Apaydın, örgütte önder pozisyonunda olmadığını ileri sürerek, şunları kaydetti:
Mahkeme heyeti başkanı, tutuklu sanıkların bu hallerinin devam etmesine karar verdi.
Tutukluluk durumunu 18 Eylül’de yapacakları duruşmada değerlendireceklerini söz eden mahkeme heyeti duruşmayı erteledi.
İDDİANAMEDEN
Küçükçekmece Cumhuriyet Başsavcılığınca hazırlanan iddianamede, 38 müşteki, 1 müşteki sanık, Gülnihal Çiçek ve Alisya Bahar Candan’ın da ortalarında bulunduğu 21 sanık yer alıyor.
İddianamede, Onur Apaydın ve İlker Oflu’nun şebekenin elebaşları olduğu, dolandırıcılık ve tefecilik cürümlerinden gelir elde etmek üzere teşekkül eden organize kabahat örgütünün üyesi olan şüphelilerin, örgüt yapısı ve iş kısmının sağladığı kolaylıktan faydalanarak hata dünyasında “sazan sarmalı” olarak tabir edilen dolandırıcılık formülünü uyguladıkları belirtiliyor.
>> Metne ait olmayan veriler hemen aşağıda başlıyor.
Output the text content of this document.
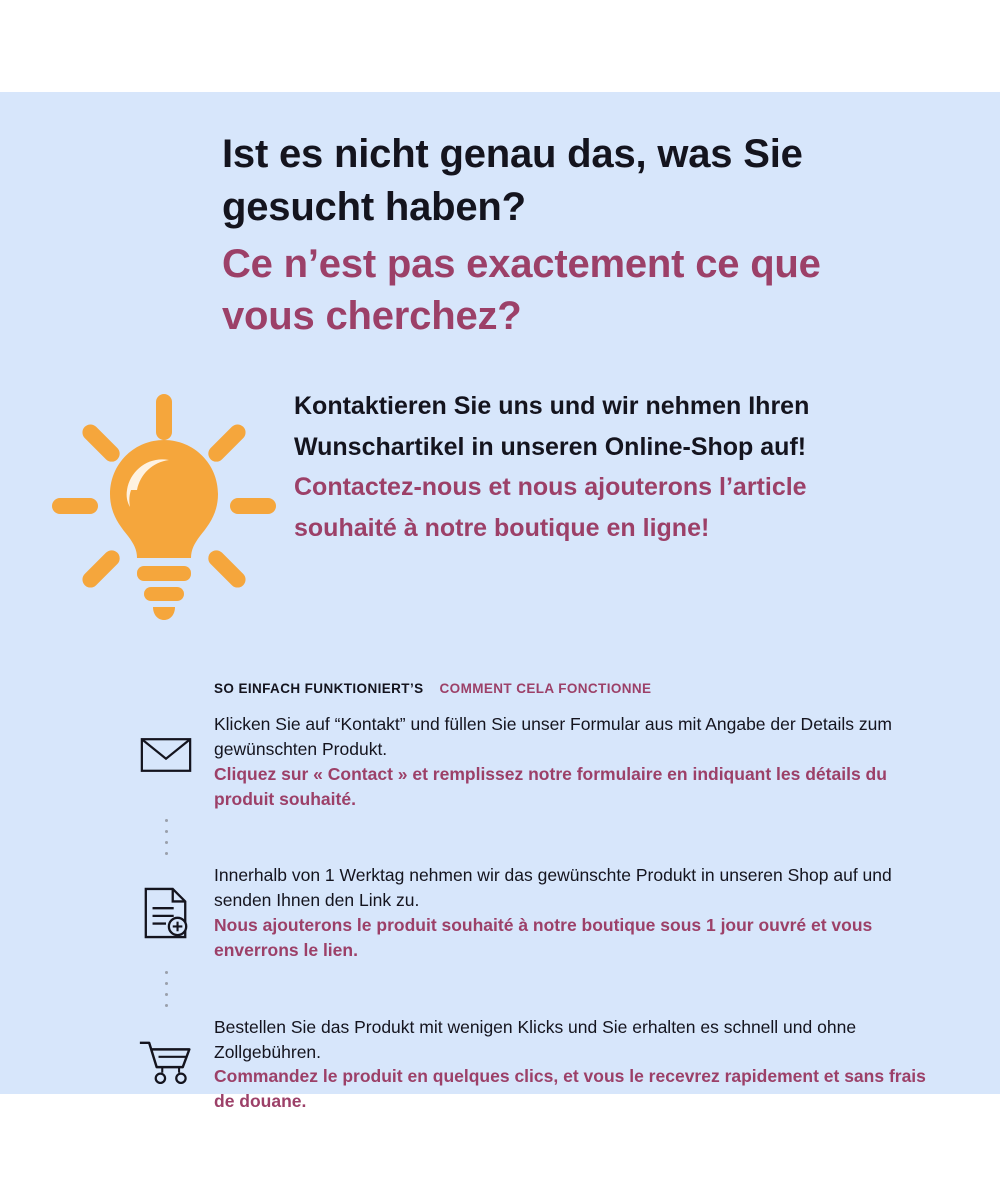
Ist es nicht genau das, was Sie gesucht haben?
Ce n’est pas exactement ce que vous cherchez?
Kontaktieren Sie uns und wir nehmen Ihren Wunschartikel in unseren Online-Shop auf!
Contactez-nous et nous ajouterons l’article souhaité à notre boutique en ligne!
SO EINFACH FUNKTIONIERT’S COMMENT CELA FONCTIONNE
Klicken Sie auf “Kontakt” und füllen Sie unser Formular aus mit Angabe der Details zum gewünschten Produkt.
Cliquez sur « Contact » et remplissez notre formulaire en indiquant les détails du produit souhaité.
Innerhalb von 1 Werktag nehmen wir das gewünschte Produkt in unseren Shop auf und senden Ihnen den Link zu.
Nous ajouterons le produit souhaité à notre boutique sous 1 jour ouvré et vous enverrons le lien.
Bestellen Sie das Produkt mit wenigen Klicks und Sie erhalten es schnell und ohne Zollgebühren.
Commandez le produit en quelques clics, et vous le recevrez rapidement et sans frais de douane.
İddianamede, Alisya Bahar Candan’ın ablası Gülnihal Çiçek’e nazaran cürüm örgütü içinde daha faal rol oynadığı, sanık Çiçek’in tutuklulukta geçirdiği müddet dikkate alınıp isimli denetim kaidesiyle tahliye edildiği aktarılıyor.
İddianamede, Alisya Bahar Candan’ın, “suç örgütüne üye olmak” ve “kişinin, kendisini kamu vazifelisi yahut banka, sigorta ya da kredi kurumlarının çalışanı olarak tanıtması yahut bu kurum ve kuruluşlarla bağlı olduğunu söylemesi suretiyle dolandırıcılık” cürümlerinden 14 yıldan 44 yıla kadar mahpusla cezalandırılması talep ediliyor.
Gülnihal Çiçek’in ise birebir kabahatlerden 8 yıldan 24 yıla kadar mahpusla cezalandırılması isteniyor.
Diğer 20 sanık hakkında ise farklı hatalardan değişik müddetlerle mahpus cezası öngörülüyor.